日記的雑記帳「カイエ」|2025.12.22-12.28

12.22(月)

・冬至。かぼちゃを買ってきて煮物として食べた。大量にもらったゆずを湯船に浮かべて、ゆず湯にした。ぽかぽかといい気分だった。冬至じゃなくても、ゆず湯は今後もやろうかな。

・近年、特に生活を楽しんできたつもりだったけど、「冬至」という季節を意識したり、わざわざかぼちゃを食べてみようと思ったり、ゆず湯まで入ってみるとか、今までは思いもしなかったと思う。以前の自分は、そんなものどうでもいいと思っていた。自分に対して、豊かであることを許せてきているのかもしれない。それは良かった。ほんとうに良かった。

12.23(火)

・新しい植物を迎える。冬で室温が低いと弱る植物もいるようで、生きものと暮らしているのだと感じる。いつもの野良猫が大量にいる道を通って帰っていると、猫ってどうやって冬の寒さを凌いでいるのだろうと思う。人の家の猫を見ていると、ヒーターの前に居座ったり、暖かいものが好きそうだ。だとしたら外でどうやって耐えるのだろうと、不思議だ。

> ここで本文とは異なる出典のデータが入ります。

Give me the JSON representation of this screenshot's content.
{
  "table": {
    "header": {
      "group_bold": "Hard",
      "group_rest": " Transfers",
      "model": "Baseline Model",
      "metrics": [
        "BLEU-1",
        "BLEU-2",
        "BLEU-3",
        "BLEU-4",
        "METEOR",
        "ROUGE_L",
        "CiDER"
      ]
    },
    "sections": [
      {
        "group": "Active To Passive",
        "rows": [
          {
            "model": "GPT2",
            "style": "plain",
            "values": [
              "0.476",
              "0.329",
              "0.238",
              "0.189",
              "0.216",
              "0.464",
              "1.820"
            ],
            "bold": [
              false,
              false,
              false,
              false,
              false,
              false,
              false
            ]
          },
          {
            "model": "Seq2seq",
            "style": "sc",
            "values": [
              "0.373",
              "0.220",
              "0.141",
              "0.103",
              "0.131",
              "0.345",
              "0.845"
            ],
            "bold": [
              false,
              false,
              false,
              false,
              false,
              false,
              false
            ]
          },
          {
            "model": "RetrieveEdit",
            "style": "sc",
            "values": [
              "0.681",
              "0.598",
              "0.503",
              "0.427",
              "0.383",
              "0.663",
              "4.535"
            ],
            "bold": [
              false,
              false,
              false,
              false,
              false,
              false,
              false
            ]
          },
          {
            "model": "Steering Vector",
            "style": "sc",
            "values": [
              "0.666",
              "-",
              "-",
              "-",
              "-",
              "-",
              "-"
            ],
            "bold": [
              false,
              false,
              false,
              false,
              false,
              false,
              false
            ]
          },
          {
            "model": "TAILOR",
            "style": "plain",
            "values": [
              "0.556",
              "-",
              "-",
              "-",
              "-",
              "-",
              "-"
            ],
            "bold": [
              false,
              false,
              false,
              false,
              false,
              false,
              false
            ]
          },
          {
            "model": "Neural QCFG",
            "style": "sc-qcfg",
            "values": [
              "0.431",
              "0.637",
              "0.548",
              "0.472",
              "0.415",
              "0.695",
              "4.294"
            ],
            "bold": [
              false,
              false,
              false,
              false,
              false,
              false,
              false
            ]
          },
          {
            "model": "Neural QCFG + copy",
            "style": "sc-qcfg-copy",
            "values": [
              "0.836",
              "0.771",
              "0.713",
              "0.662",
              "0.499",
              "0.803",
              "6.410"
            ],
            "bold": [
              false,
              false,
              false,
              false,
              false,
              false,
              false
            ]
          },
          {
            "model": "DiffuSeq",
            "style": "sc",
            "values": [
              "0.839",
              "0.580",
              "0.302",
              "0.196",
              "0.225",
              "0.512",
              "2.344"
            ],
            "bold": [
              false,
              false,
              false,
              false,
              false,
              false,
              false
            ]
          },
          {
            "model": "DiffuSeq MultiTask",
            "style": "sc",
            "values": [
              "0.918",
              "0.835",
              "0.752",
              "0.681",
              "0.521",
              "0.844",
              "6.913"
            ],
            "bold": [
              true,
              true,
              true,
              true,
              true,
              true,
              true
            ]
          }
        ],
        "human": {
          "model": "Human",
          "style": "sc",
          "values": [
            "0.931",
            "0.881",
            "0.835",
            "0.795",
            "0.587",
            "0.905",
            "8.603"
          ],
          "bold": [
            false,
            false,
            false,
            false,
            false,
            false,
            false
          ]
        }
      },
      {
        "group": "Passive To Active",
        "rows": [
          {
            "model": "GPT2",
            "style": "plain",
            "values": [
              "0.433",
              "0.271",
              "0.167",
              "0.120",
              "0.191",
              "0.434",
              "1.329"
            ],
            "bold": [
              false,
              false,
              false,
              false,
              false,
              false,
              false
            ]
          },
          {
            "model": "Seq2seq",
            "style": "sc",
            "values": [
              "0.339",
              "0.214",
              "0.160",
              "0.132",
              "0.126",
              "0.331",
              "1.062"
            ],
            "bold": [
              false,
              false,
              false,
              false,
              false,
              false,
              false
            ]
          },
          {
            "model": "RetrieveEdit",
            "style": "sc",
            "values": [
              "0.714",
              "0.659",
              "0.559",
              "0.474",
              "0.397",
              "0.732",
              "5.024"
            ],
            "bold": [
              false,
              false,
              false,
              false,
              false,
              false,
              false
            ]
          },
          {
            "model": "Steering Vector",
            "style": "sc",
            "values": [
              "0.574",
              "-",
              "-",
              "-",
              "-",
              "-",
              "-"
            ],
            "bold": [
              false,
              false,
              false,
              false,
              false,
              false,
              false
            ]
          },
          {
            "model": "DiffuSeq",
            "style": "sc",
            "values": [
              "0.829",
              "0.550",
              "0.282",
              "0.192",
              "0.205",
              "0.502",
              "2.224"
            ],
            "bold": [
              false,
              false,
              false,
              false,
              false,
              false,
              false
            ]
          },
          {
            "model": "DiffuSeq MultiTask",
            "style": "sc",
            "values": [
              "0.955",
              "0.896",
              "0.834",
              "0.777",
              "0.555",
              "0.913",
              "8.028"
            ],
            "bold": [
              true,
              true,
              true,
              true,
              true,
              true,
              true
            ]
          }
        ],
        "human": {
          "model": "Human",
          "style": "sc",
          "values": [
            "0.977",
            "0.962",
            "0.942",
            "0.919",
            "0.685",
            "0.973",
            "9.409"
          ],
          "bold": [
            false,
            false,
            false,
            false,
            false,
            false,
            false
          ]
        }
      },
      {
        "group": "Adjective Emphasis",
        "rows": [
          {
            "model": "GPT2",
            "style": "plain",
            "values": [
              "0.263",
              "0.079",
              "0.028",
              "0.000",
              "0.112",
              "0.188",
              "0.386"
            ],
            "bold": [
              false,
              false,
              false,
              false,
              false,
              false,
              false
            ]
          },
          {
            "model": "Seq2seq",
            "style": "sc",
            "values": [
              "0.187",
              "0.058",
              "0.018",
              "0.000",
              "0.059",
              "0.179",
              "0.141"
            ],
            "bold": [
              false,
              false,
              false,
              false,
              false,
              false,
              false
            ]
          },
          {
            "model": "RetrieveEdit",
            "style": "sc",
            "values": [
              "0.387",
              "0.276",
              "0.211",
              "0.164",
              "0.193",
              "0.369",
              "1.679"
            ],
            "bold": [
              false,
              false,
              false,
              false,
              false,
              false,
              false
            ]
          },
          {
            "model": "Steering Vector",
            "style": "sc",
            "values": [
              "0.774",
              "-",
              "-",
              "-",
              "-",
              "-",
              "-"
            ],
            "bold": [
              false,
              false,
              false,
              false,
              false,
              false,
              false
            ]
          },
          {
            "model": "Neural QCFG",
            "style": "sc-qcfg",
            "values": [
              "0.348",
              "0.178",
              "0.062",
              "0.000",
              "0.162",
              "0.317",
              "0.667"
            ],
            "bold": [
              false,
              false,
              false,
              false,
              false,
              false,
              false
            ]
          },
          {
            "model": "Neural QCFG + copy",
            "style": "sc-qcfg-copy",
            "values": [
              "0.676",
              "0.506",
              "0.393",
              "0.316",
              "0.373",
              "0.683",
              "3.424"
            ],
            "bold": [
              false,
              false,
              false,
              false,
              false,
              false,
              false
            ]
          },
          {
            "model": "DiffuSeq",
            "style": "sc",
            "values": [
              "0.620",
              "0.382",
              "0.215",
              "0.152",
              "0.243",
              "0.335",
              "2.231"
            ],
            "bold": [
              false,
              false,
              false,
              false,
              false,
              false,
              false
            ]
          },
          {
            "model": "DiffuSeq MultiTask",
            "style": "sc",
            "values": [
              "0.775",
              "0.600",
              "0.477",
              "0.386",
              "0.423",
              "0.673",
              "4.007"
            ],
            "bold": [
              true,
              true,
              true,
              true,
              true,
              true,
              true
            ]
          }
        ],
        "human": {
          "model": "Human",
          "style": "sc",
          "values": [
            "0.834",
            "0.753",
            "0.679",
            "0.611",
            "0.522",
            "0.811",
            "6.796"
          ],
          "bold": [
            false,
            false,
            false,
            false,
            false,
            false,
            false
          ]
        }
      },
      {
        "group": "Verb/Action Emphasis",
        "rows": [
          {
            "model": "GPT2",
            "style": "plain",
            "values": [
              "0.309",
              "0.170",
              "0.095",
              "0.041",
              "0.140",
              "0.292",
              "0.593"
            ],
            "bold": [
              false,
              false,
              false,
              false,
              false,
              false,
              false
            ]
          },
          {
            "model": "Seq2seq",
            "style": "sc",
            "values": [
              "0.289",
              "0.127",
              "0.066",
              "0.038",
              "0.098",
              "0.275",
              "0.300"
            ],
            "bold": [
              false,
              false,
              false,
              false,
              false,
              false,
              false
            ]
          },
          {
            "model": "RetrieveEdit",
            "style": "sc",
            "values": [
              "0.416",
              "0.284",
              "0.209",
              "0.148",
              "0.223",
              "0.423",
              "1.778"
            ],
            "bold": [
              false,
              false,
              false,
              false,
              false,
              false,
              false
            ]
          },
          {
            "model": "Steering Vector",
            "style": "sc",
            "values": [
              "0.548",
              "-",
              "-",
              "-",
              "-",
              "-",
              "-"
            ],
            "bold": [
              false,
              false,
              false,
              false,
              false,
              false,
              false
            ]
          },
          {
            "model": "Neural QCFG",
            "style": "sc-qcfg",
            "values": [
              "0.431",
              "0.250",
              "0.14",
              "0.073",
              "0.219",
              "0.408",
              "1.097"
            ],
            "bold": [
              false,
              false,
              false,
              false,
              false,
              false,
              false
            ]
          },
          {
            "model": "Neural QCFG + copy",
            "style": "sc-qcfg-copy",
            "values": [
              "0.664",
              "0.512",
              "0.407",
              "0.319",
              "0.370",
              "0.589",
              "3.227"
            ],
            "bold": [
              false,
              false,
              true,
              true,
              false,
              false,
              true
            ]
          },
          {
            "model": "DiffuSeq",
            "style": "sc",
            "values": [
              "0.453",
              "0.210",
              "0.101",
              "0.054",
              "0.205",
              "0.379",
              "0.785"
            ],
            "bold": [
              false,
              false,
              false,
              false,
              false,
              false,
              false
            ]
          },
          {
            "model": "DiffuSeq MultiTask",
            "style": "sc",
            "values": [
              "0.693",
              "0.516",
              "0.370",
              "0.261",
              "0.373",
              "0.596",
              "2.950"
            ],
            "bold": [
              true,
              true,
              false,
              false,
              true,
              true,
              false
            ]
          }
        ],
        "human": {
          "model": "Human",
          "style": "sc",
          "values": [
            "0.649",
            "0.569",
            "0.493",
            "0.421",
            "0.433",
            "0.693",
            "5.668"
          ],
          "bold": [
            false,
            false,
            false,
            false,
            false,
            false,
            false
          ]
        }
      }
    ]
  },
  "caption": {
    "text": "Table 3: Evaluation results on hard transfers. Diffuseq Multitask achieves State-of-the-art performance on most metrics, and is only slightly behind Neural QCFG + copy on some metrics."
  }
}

・助け合って生きているのだなぁと実感して、ありがとうと思えた。

・普段お笑いを見ないというのに、渡辺直美とハライチ岩井がドリームマッチでやった「醤油の魔人、塩の魔人」というネタが好きだと聞いて、初めて知ったけど、「それ好きなのコアすぎるだろ」と笑った。

12.24(水)

・今まで当然そこにあったものが、急遽なくなってしまう出来事があった。喪失を前に、驚きとさみしさはあったが、同時に今まであったことへの感謝と、これからを楽しみに祈る気持ちが自然と出てきた。綺麗事では全くなく、ある意味でその固さを今まで知ってきたからこそ、諦めではないが、そういった区切りを受け入れる、歓待するような気持ちが出てきたのではないかと思った。さみしいが、何かを喪失することは、発見が詰まっているんだなぁ。昨日、醤油の魔人でゲラゲラ笑っていたのにね。

・小麦粉を混ぜることでしか得られない、癒しがある。

・ローストチキンとシャンメリーを食べた。明日の方が良かったのかもしれないと思ったが、楽しかったので良いか。

12.25(木)

・今年読んだ本を振り返っていると、ここ数年は変わらず同じようなジャンルの本ばかり読んでいるから、もっと幅広く読みたいと最初は思った。とはいえ、まぁ目の前に転がってきた本をひたすらありがたく読んでいこうとも思い始めた。むしろ、とことん読みたい本を読みまくりたいとも観念できた気がしている。来年はどんな本を読むのだろう。

・本に関わる動線を作りたいのかもしれない。本の文化を作りたいというか、「動線を作る活動」をしてみたい気がしている。

・批評として、対象に本来備わっていた役割を抽出して、異なる形で出力しようとする試みはしていたいものだ。

・対話をしていて、話していて自分でも「そう思っていたのか」と思う瞬間がある。相手の言葉によって、自分の言葉が掬い上げられて、それを共に観測するような瞬間。

12.26(金)

・今年は観念した年なのかもな。だからこそ、色々な自分と共にいられるようになってきた。

・以前、とある人に「あなたは最初にちゃんと拒絶するよね」と苦笑まじりに言われたときがあって、本当にそうだと納得しているのだけど、最初の反応として「拒絶」を念入りに抽出したからこそ、それらが埋葬されていき、いつかの自分が掘り起こせるようになるのだと思った。

12.27(土)

・物事の良し悪しではなく、何か起こったときに、淡々と再調整を重ねていくこと。それに尽きるなぁと、久しぶりに「怒」が出てきて、その気持ちを観察した後に思った。感情が動いている。生きものとして生きているなぁと思った。

・西日が差しているマンションを見上げた。西日の強い部屋は疎まれたりするが、自分は好きだなぁと思う。光のやわらかさの配分が好きなのだろう。淡々とやるには、庭を整えるような、場を整える習慣が必要になってくるのではないかと思う。

12.28(日)

・自分にとっての幹は探求だ。土台である土には、撮る、書く、読む、対話が埋まっている。その先の枝が、それぞれのプロジェクトや関心といったところだろうか。

・写真に対して、「世界にあなただけしかいないような撮り方に見える」「静かな感じはあるが、だからといってさみしそうではない」というフィードバックをもらった。確かに、言われてみると、そういう撮り方になっている気がする。おもしろい視点だと思ったから、もう少しその言葉について考えてみたい。

・落胆が歩く姿勢に表れることもあるんだと思った。

・風呂にキャンドルライトを導入した。いい感じだったが、気分はあまり優れない。生きることには波があるなぁと改めて思う。